Les lecteurs attentifs qui ont cliqué, surpris par la double note, entendent Sophie du Chariot de Musique interpréter l'Hymne de la Nouvelle France (disponible sur You Tube) et puisque nous sommes dans les musiquettes allez donc voir Evangéline dans les annexes.
Marc-Aurèle de Foy Suzor-Coté 1869-1937
Natif d'Arthabaska (Centre du Québec au sud du Saint-Laurent) sa formation initiale est locale puis se complète à Paris. Beaux arts, Julian, Rodin, il se veut Impressionniste. Son grand nu a pour modèle une amie de Rodin. Il utilise le pastel à partir de 1915 pour des nudités parfois scandaleuses. Sa vaste production de paysages, de moments de l'histoire du Canada et singulièrement de la Nouvelle France en font le grand peintre de la période. Diminué il se retire en Floride pour mourir à Daytona.
Suzor-Coté
Jeune Fille indienne
1915, Pastel, 28,4 x 22 cm
Collection du Musée national des beaux-arts du Québec
Suzor-Coté
Etude de nu
1923, Pastel, 37,7 x 21,4 cm
Collection du Musée national des beaux-arts du Québec
Suzor-Coté
Étude pour Été ou Nu de profil dans un paysage
1924-25, Pastel, 39,3 x 29 cm
© 2022 Musée des beaux-arts de Montréal
Suzor-Coté
Nuages s'approchant de la rive
1900, Pastel, 51,8 x 66,4 cm
© 2022 Musée des beaux-arts de Montréal
Suzor-Coté
Les Trois-Rivières, rue du Haut-Boc
~1920, Pastel sur papier, 32,5 x 50,5 cm
© 2022 Musée National des beaux-arts du Québec
Une part importante de l'admiration et du respect que vouent les québécois à Suzor-Coté tient à l'illustration qu'il fit de Maria Chapdelaine : 25 dessins au fusain en 1916 puis 10 statues des principaux personnages du roman en 1927, qui en fixent la pîété tout autant que la rudesse et nous montrent l'âpreté des conditions de vie dans la forêt canadienne en cette fin de 19 ème siècle. Ainsi :
Suzor-Coté
La mort de la mère Chapdelaine
1916, Fusain sur papier, 48,2 x 62,5 cm
© 2022 Musée National des beaux-arts du Québec
Suzor-Coté
Maria Chapdelaine
à G. 1925, Bronze, 40 x 15,75 cm. à d. 1922, Terre cuite.

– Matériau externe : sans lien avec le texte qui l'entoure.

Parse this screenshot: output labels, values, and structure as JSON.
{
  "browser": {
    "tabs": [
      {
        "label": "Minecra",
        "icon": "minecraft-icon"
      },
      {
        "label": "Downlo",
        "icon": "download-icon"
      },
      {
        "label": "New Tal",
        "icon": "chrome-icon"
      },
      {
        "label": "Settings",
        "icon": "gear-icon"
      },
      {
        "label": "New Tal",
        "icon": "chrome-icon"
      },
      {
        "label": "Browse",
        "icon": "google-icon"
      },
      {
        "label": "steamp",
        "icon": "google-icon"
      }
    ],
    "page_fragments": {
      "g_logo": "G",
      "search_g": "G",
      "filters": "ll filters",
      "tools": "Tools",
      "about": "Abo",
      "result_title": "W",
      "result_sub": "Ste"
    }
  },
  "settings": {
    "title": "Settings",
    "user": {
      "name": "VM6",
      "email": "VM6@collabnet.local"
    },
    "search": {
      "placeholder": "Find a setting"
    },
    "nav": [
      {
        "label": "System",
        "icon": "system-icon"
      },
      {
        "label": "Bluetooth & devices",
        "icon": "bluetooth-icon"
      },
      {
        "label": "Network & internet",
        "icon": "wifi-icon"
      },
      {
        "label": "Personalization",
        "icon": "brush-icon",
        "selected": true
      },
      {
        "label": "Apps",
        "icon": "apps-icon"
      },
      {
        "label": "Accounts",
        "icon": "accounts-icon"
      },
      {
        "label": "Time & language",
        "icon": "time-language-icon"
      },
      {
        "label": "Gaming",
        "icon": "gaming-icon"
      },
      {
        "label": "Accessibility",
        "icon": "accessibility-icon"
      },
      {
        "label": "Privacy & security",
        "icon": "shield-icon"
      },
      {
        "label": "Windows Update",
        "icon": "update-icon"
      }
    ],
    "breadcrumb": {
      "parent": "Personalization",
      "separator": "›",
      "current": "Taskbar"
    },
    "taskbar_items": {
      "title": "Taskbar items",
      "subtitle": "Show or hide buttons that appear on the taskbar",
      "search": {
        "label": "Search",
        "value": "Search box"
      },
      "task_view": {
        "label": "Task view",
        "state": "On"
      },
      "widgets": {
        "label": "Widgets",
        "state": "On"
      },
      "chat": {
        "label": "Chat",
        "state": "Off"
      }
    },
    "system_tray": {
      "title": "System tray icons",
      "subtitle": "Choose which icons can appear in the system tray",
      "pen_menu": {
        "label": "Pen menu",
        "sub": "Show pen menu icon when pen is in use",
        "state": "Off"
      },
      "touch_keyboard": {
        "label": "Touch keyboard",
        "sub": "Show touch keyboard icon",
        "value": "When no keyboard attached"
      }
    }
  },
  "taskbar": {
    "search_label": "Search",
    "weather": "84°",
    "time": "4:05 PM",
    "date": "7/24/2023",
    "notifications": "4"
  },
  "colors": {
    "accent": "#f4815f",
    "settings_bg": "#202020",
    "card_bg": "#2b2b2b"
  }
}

Jean-Paul Riopelle 1923-2002
Au prétexte qu'il a été évoqué succinctement dans les pages générales nous avions omis de parler ici de Riopelle. Maudits français ! La honte nous vient. S'il y a bien un québecois, parfois pastelliste, gloire de la critique locale qui multiplie les rétrospectives et les ouvrages à lui consacrés, c'est Riopelle. Son influence est telle qu'il nous faut y revenir :
Avant de se rendre au musée commençons par le quartier des affaires (il semble qu'il s'y employait fort bien !) : la place Riopelle à Montréal.
Jean-Paul Riopelle
La joute
1969 coulée en 74, Sculpture fontaine, Place Jean-Paul Riopelle, Montréal
Initialement située au stade olympique
Nous allons procéder par périodes :
Débuts : Naissance à Montréal, doué pour le dessin il suit des cours très tôt et réalise alors des paysages (que nous n"avons pu retrouver). De 36 à 41 ce sont les cours de Bisson (professeur de mathématique dans son lycée et allergique aux impressionnistes) qui lui procurent un début de formation académique. Ainsi, les huiles ci-dessous :
Jean-Paul Riopelle
Nature morte au violon
1941, Huile sur toile marouflée sur carton, 35,8 x 27,5 cm
© Succession Jean Paul Riopelle / SOCAN (2019) Musée des beaux-arts de Montréal
Notez la rigueuer de la signature ; Riopelle a fait Polytechnique, deux années. Il aimait la mécanique, les belles voitures (plus tard, à Paris, il aura une Bugatti) et pratiquera la compétition automobile. Esprit de géométrie dirait Pascal, inhabituel chez un artiste qui s'orientera vers l'abstraction.
Jean-Paul Riopelle
Saint-Fabien
1944, Huile sur toile collée sur carton, 30,4 x 41 cm
MNBAQ (musée national des beaux-arts du Québec)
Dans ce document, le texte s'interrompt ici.